WB — What is the best piece of writerly advice you've been given? What advice would you offer to younger writers?
BR — Doug Dorst is a big proponent of writing uncritically. To just sit down and start each work day by writing for twenty or thirty minutes without pausing to read what you've written, or edit or revise, or even use the spellchecker. This is bitter medicine for perfectionists, slow thinkers, lexicon fetishists, and writers who prefer to focus on the level of sentence-building—all of which I am, at different stages. But it's been a big help for me, as I've recently waded past the halfway point of my novel and have long since awoken to the same project every morning, and will continue to do so for a few months more. This practice doesn't always lead me to amazing prosody or even useable ink, but sometimes it does. And that's good enough. To quote Clint Eastwood in The Rookie, "If you want a guarantee, buy a toaster."
My advice to writers is to always check that your default concern is with story.

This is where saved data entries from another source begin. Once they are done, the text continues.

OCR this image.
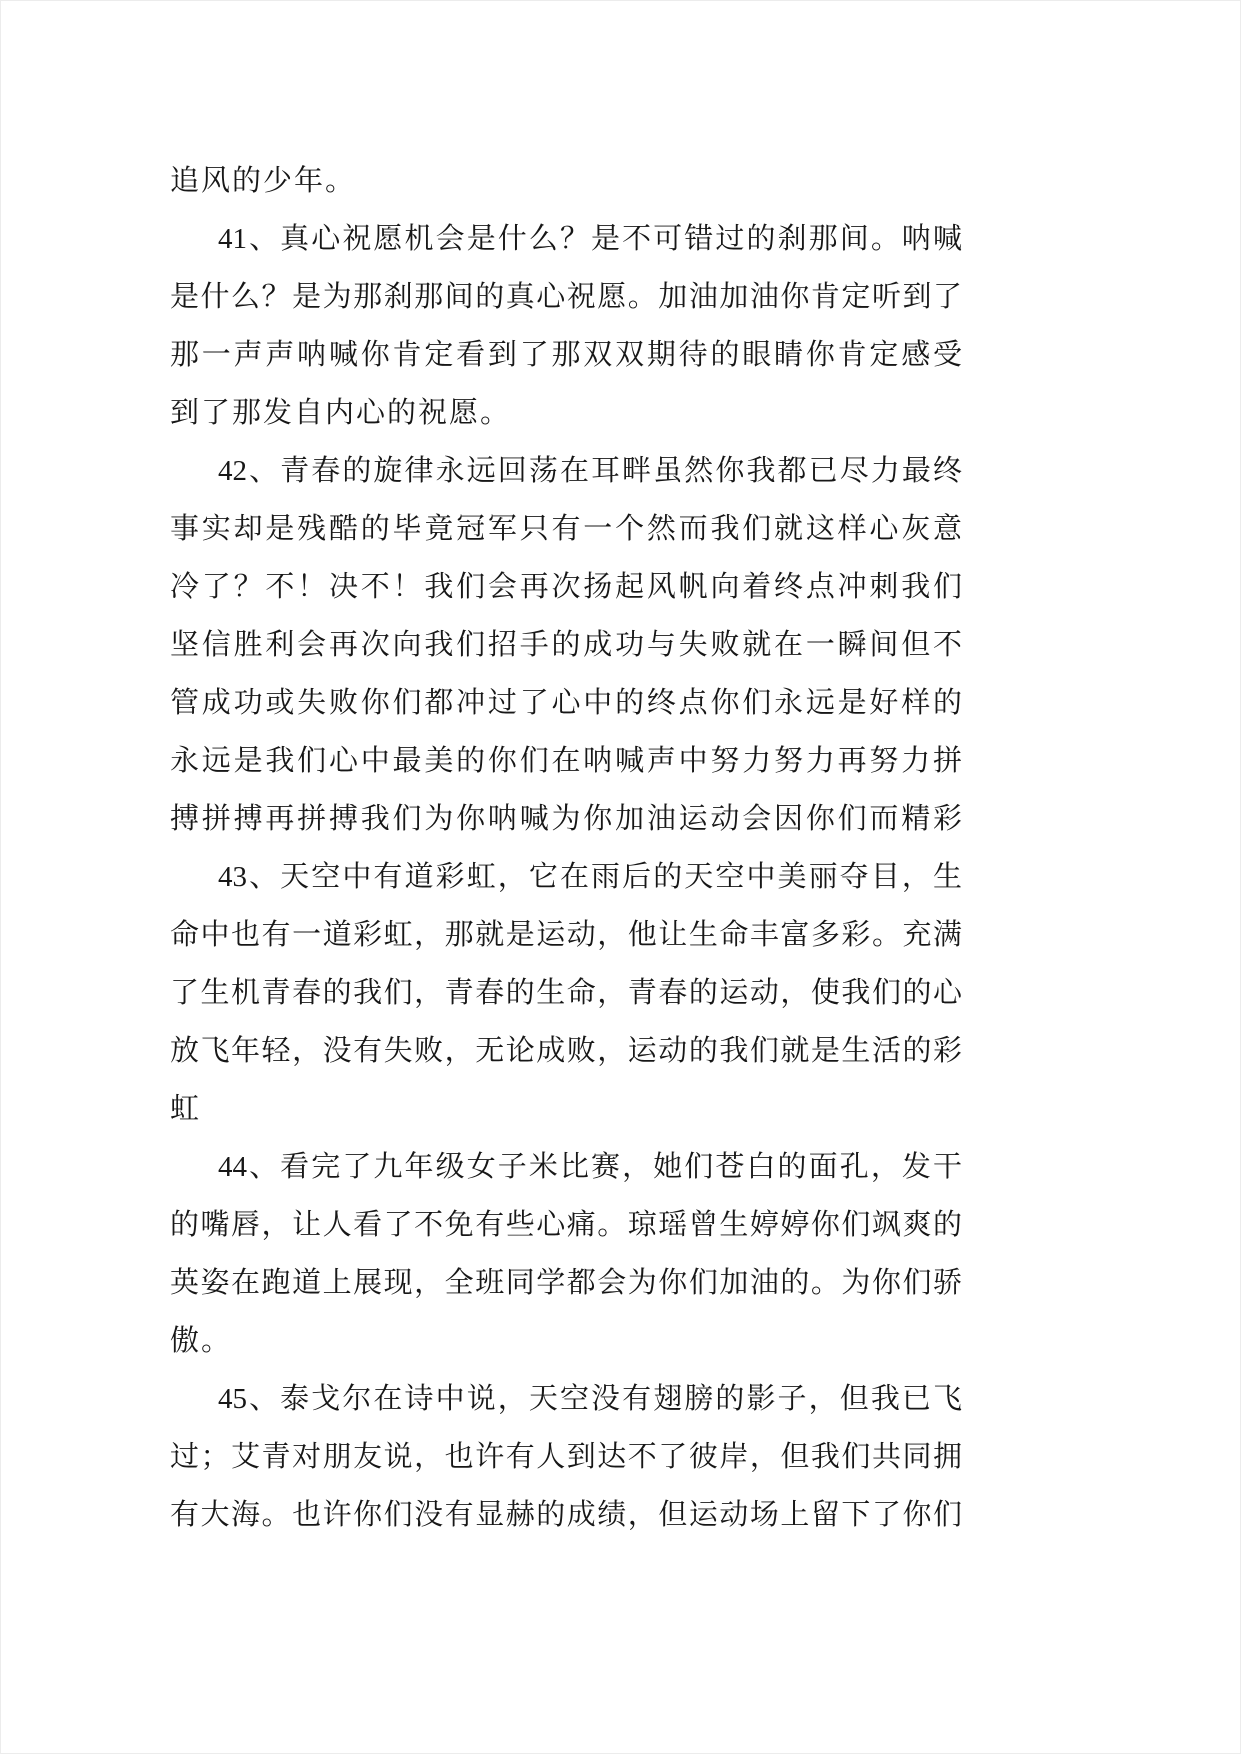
追风的少年。
41、真心祝愿机会是什么？是不可错过的刹那间。呐喊
是什么？是为那刹那间的真心祝愿。加油加油你肯定听到了
那一声声呐喊你肯定看到了那双双期待的眼睛你肯定感受
到了那发自内心的祝愿。
42、青春的旋律永远回荡在耳畔虽然你我都已尽力最终
事实却是残酷的毕竟冠军只有一个然而我们就这样心灰意
冷了？不！决不！我们会再次扬起风帆向着终点冲刺我们
坚信胜利会再次向我们招手的成功与失败就在一瞬间但不
管成功或失败你们都冲过了心中的终点你们永远是好样的
永远是我们心中最美的你们在呐喊声中努力努力再努力拼
搏拼搏再拼搏我们为你呐喊为你加油运动会因你们而精彩
43、天空中有道彩虹，它在雨后的天空中美丽夺目，生
命中也有一道彩虹，那就是运动，他让生命丰富多彩。充满
了生机青春的我们，青春的生命，青春的运动，使我们的心
放飞年轻，没有失败，无论成败，运动的我们就是生活的彩
虹
44、看完了九年级女子米比赛，她们苍白的面孔，发干
的嘴唇，让人看了不免有些心痛。琼瑶曾生婷婷你们飒爽的
英姿在跑道上展现，全班同学都会为你们加油的。为你们骄
傲。
45、泰戈尔在诗中说，天空没有翅膀的影子，但我已飞
过；艾青对朋友说，也许有人到达不了彼岸，但我们共同拥
有大海。也许你们没有显赫的成绩，但运动场上留下了你们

Whatever you're working on, the story of the thing is what's most important: desire and conflict that are both enchanting and comprehensible, and maybe a little bit beguiling. Not clever dialogue, not interesting situations, not exotic locales. If you have those things, great. But they come second. And don't worry if your story is too long, too short, if it fits better into Genre X than Sub-genre Y, if the jokes aren't funny enough, if your friends will think it's dumb or too smart, or if it's too much like George Saunders or not enough like Lorrie Moore, or if it's good enough for The Paris Review—just let the world dim out and commit to your story and try to do right by it. Ignore the extraneous. We absorb decades of reading and education and experience and other people's stories precisely so that we may forget it all, and find it again in new forms when we ask age-old questions in new, specific ways. And these questions will invariably be some form of "What do I do next?"